A telling moment came when my friend, a Chinese American woman working at a big-ish tech company, said the word "Latino" and was harshly admonished by her White male boss to say "Latinx".
politico.com
Again, the point here is not that liberal politics became worse (though all politics in America became worse to some degree).
The point is that this sort of shallow, Hashtag-Resistance politics started spilling offline and regularly infecting my non-political interactions.

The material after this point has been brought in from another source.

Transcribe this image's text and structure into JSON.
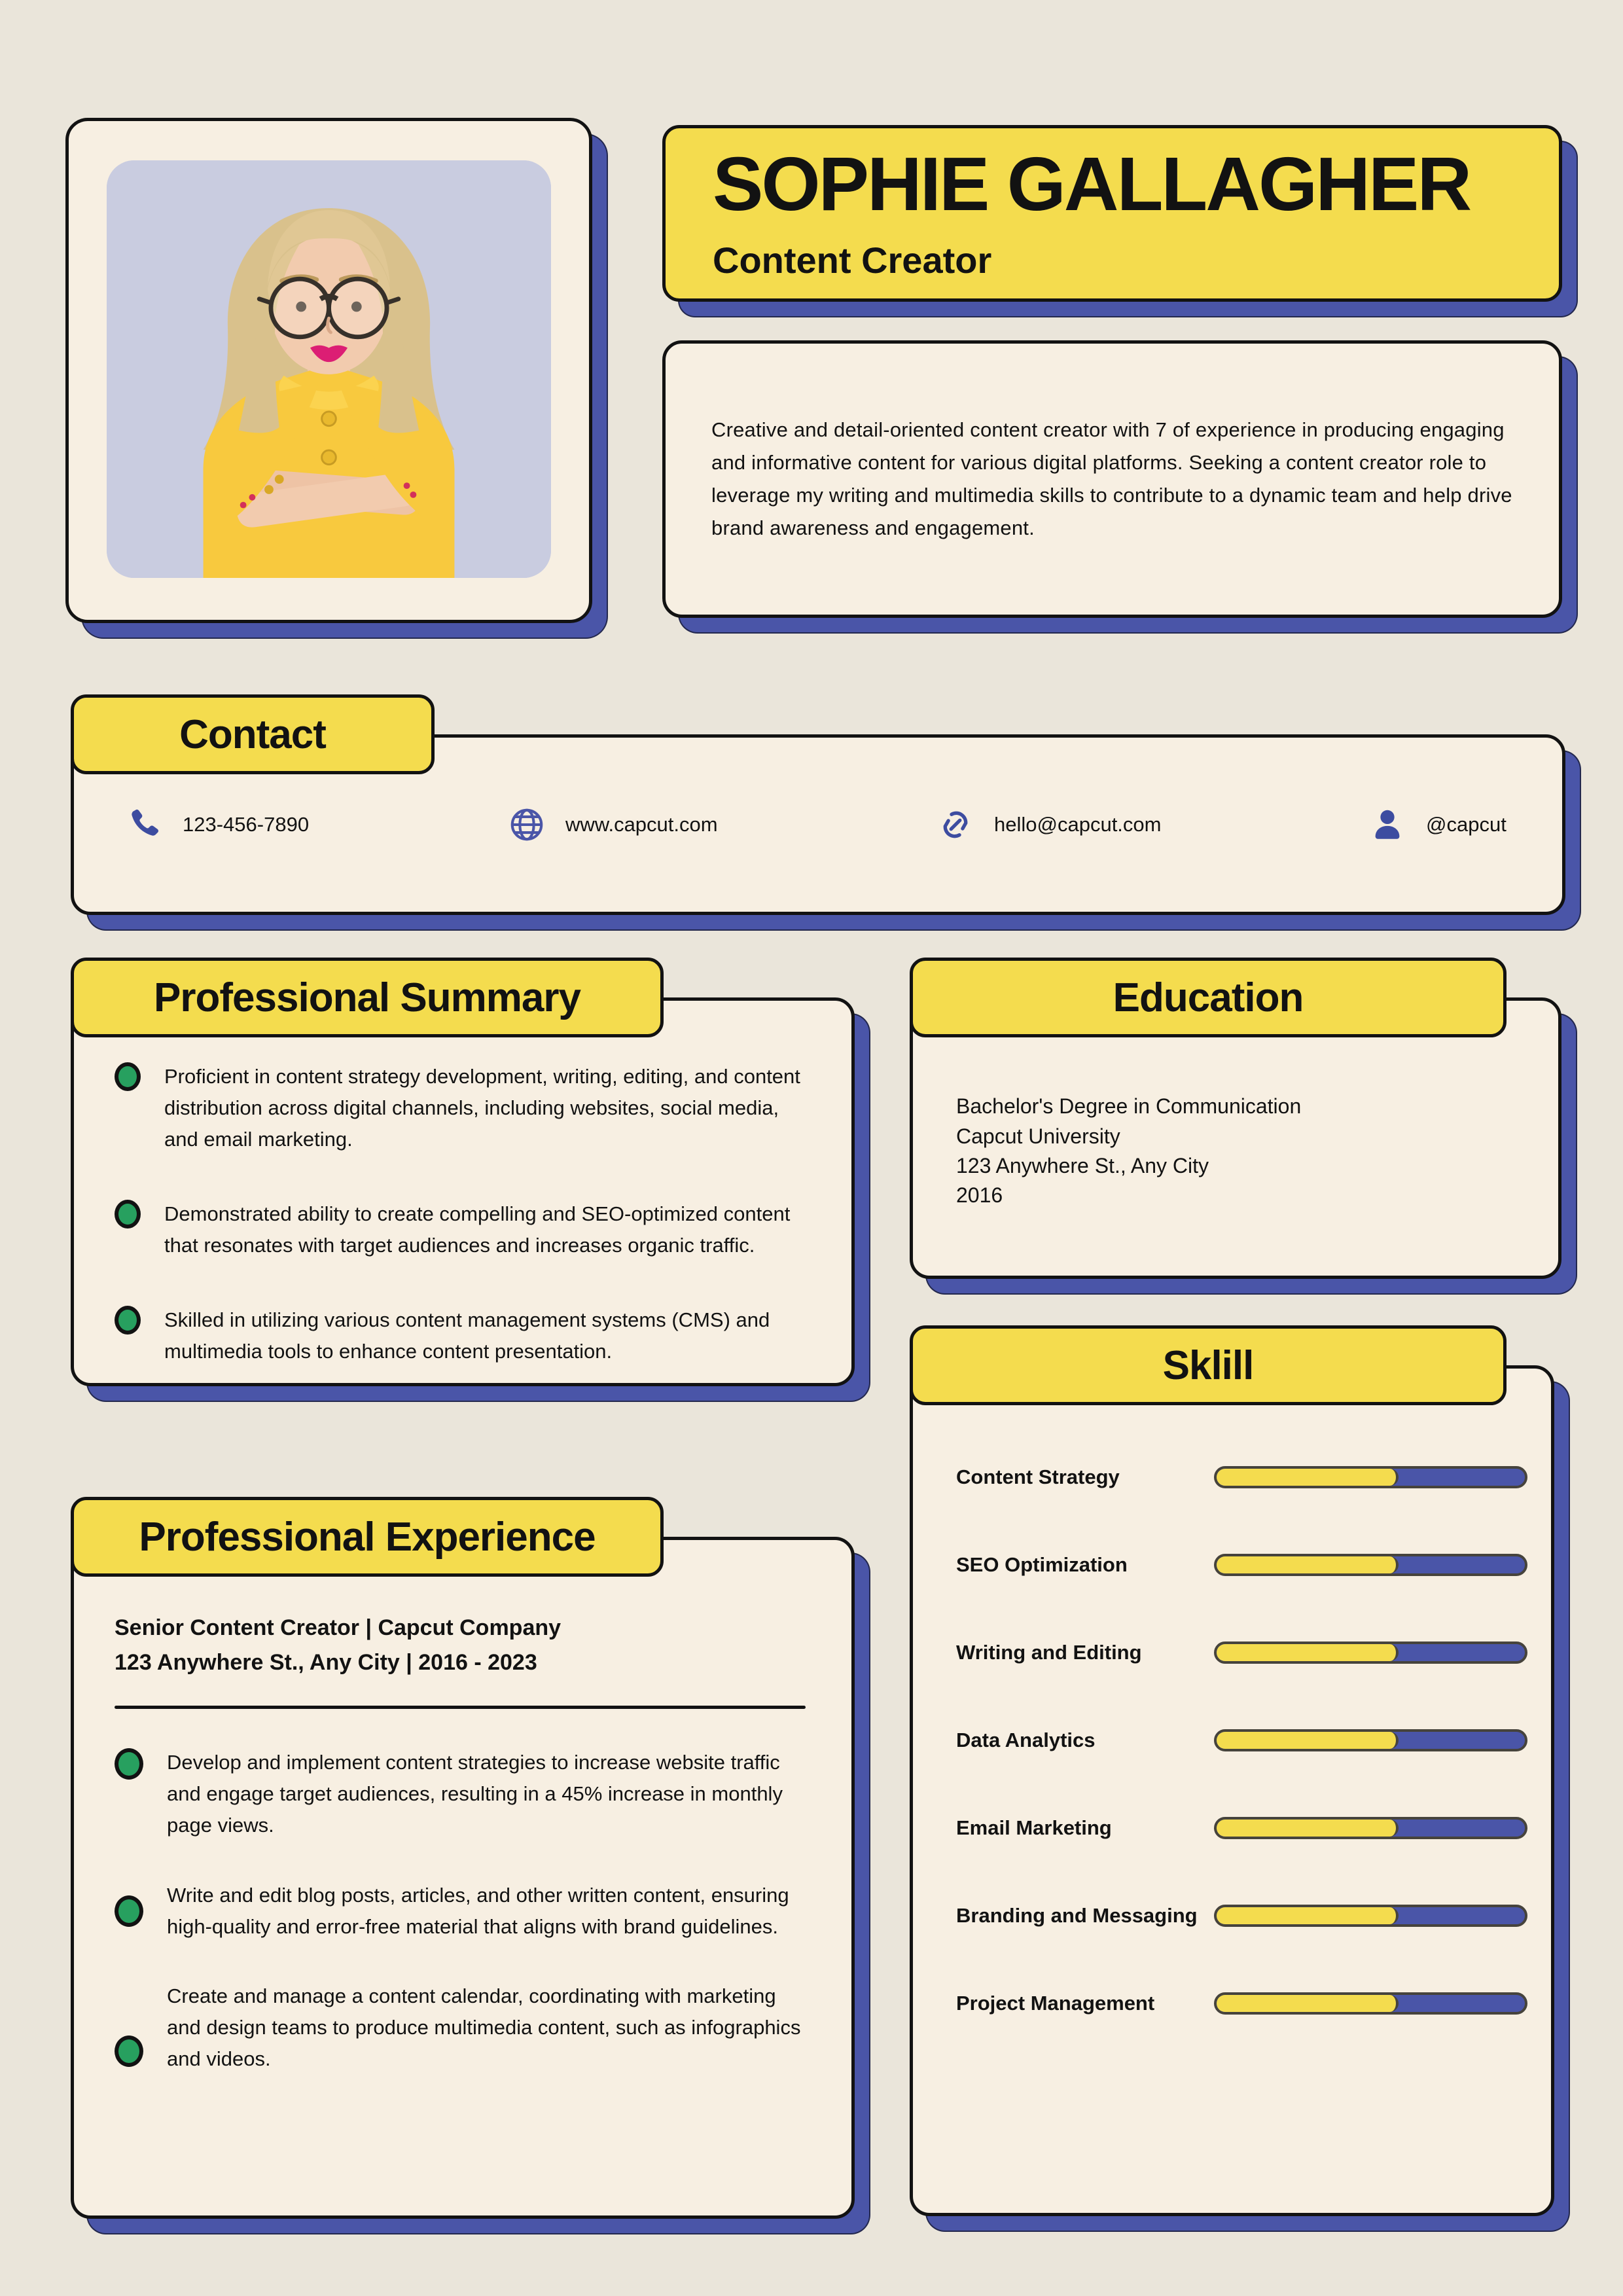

Increasingly it felt like there was very little in educated liberal circles *besides* politics. People no longer talked much about music or art or economics. Even discussions about personal stuff became somewhat less common, replaced by (or projected onto) political discussions.

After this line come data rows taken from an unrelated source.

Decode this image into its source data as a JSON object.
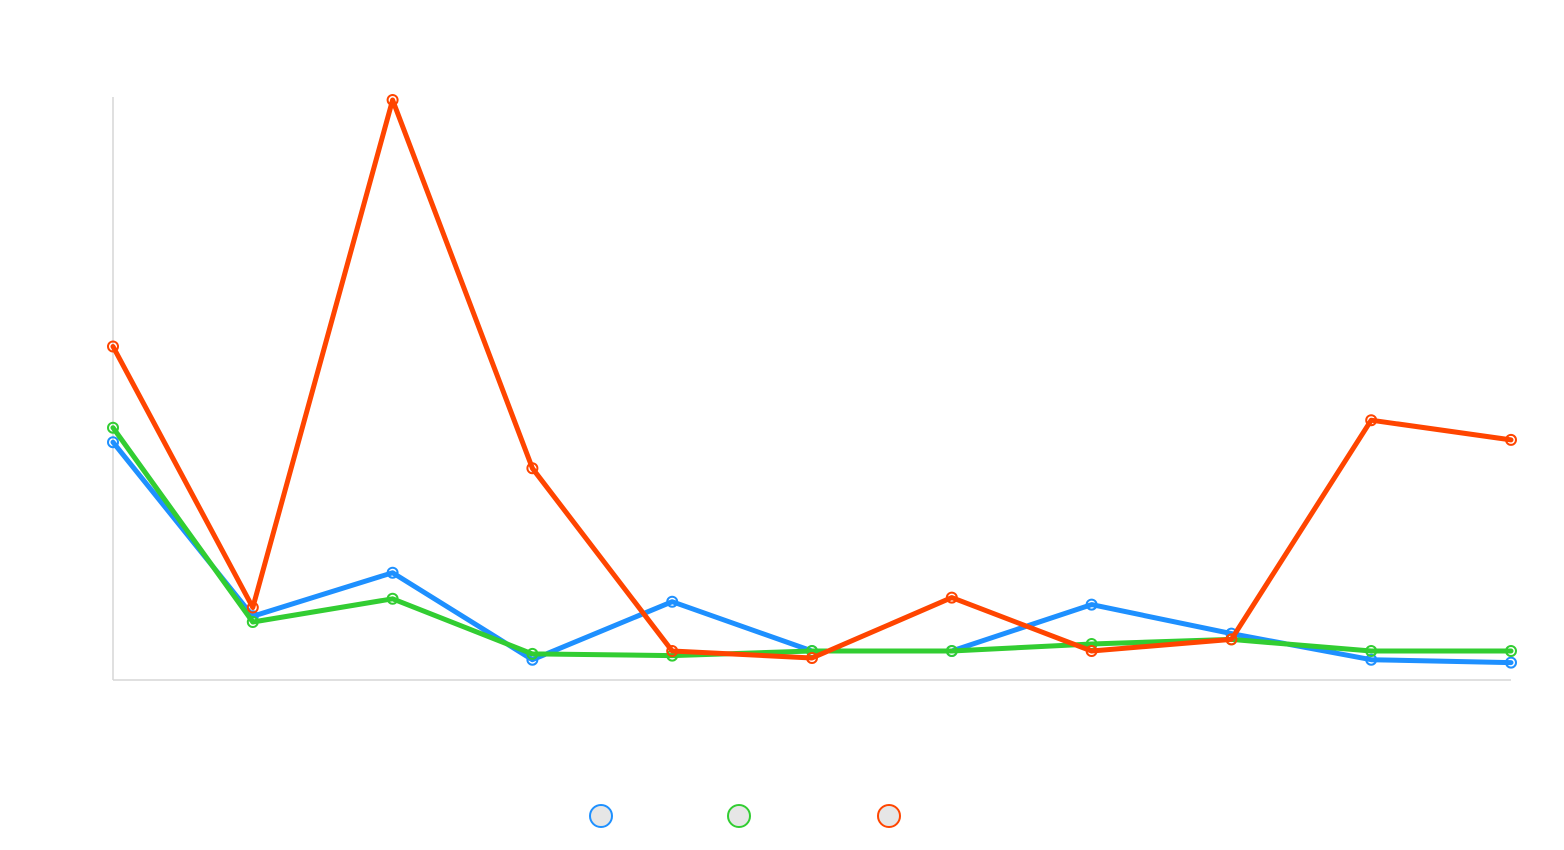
{
  "chart_data": {
    "type": "line",
    "x": [
      1,
      2,
      3,
      4,
      5,
      6,
      7,
      8,
      9,
      10,
      11
    ],
    "ylim": [
      0,
      100
    ],
    "grid": false,
    "legend_position": "bottom",
    "series": [
      {
        "color": "#1e90ff",
        "values": [
          41,
          11,
          18.5,
          3.5,
          13.5,
          5,
          5,
          13,
          8,
          3.5,
          3
        ]
      },
      {
        "color": "#32cd32",
        "values": [
          43.5,
          10,
          14,
          4.5,
          4.2,
          5,
          5,
          6.2,
          7,
          5,
          5
        ]
      },
      {
        "color": "#ff4500",
        "values": [
          57.5,
          12.5,
          100,
          36.5,
          5,
          3.8,
          14.2,
          5,
          7,
          44.8,
          41.4
        ]
      }
    ]
  }
}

I felt like the "faux-excited white guy face" had become an extended metaphor for the whole culture -- a bunch of people who were not just pretending to care, but for whom forcing others to pretend to care had become an elaborate social game.

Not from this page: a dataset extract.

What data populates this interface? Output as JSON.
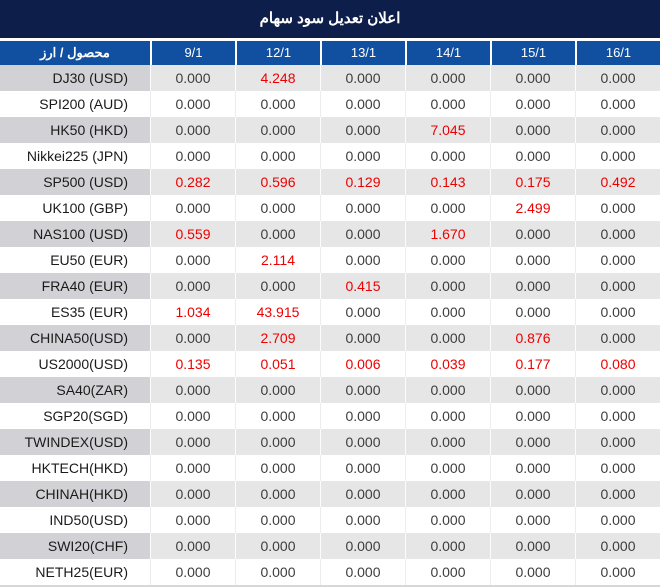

Of course, online was far worse. I remember seeing some white girl writing a long dramatic post on FB about how someone had given her a qipao, but wearing it would be appropriation, so she was looking for a person of Chinese descent to take the dress off her hands.
And offline, I did not see any serious attempts to engage with the segments of society that had traditionally been excluded and marginalized.
I didn't see many Black folks at these people's backyard get-togethers.
There was nothing dangerous about this new educated liberal coastal professional culture. Nothing radical. I know some folks with actually radical politics. These were nothing of the sort. They were Episcopalians dressed up for Sunday church.
Part of this is aging -- economically successful 30somethings are inherently less radical than struggling 20somethings. But I do make an effort to hang out with people of various ages, and I felt much more at ease in 30something liberal educated culture in 2011.
Covid intensified the trend. I was a (very vocal) supporter of lockdowns in the early days. But as it became clear that Omicron made lockdowns infeasible and vaccines became available, performatively saying "Oh, if only we would LOCK DOWN" became a common topic of discussion.
Basically, to imagine what these interactions were like, just take Arthur Chu's silliest tweets and dial it down by a factor of 3 or so.
None of these people wanted to lock down, and in fact the ones who had kids all wanted their kids out of the house and back in school ASAP. But at the same time, performatively sighing that we could have stamped Covid out in the early days (LOL!) became de rigueur.
None of this has given me the slightest desire to support Donald Trump, to vote Republican, to embrace conservative culture-war positions, or to join the Intellectual Dark Web.
What it HAS given me the desire to do, is to move out of the country for a while.
Educated coastal liberals are my people...that is my American subculture. Realistically if I don't fit in there, there's no other place in America I'm going to fit in.
And don't tell me to get with the grill-pilled socialists who sit around shitting on Democrats all day. It's laughable to think that those folks are meaningfully different than the people I'm talking about. (Plus they're only online.)
I know that a reasonably large percentage of my fellow coastal urban educated liberals feel the same way I do, but they keep it under their hat, just like if you were a well-to-do Episcopalian in Massachusetts in 1820 you went to church because everyone else went to church.
Maybe by segregating ourselves from the rest of America in coastal urban and college-town enclaves, educated liberals escaped conservative flyover country only to turn ourselves into something equally conformist and boring. I don't know.
I don't have any prescriptions or suggestions or takeaways here. And I'm sure my analysis of American culture was clumsier than people who write about this for a living.
But I think lots of other people feel like me, and there's an urge to walk away...somewhere.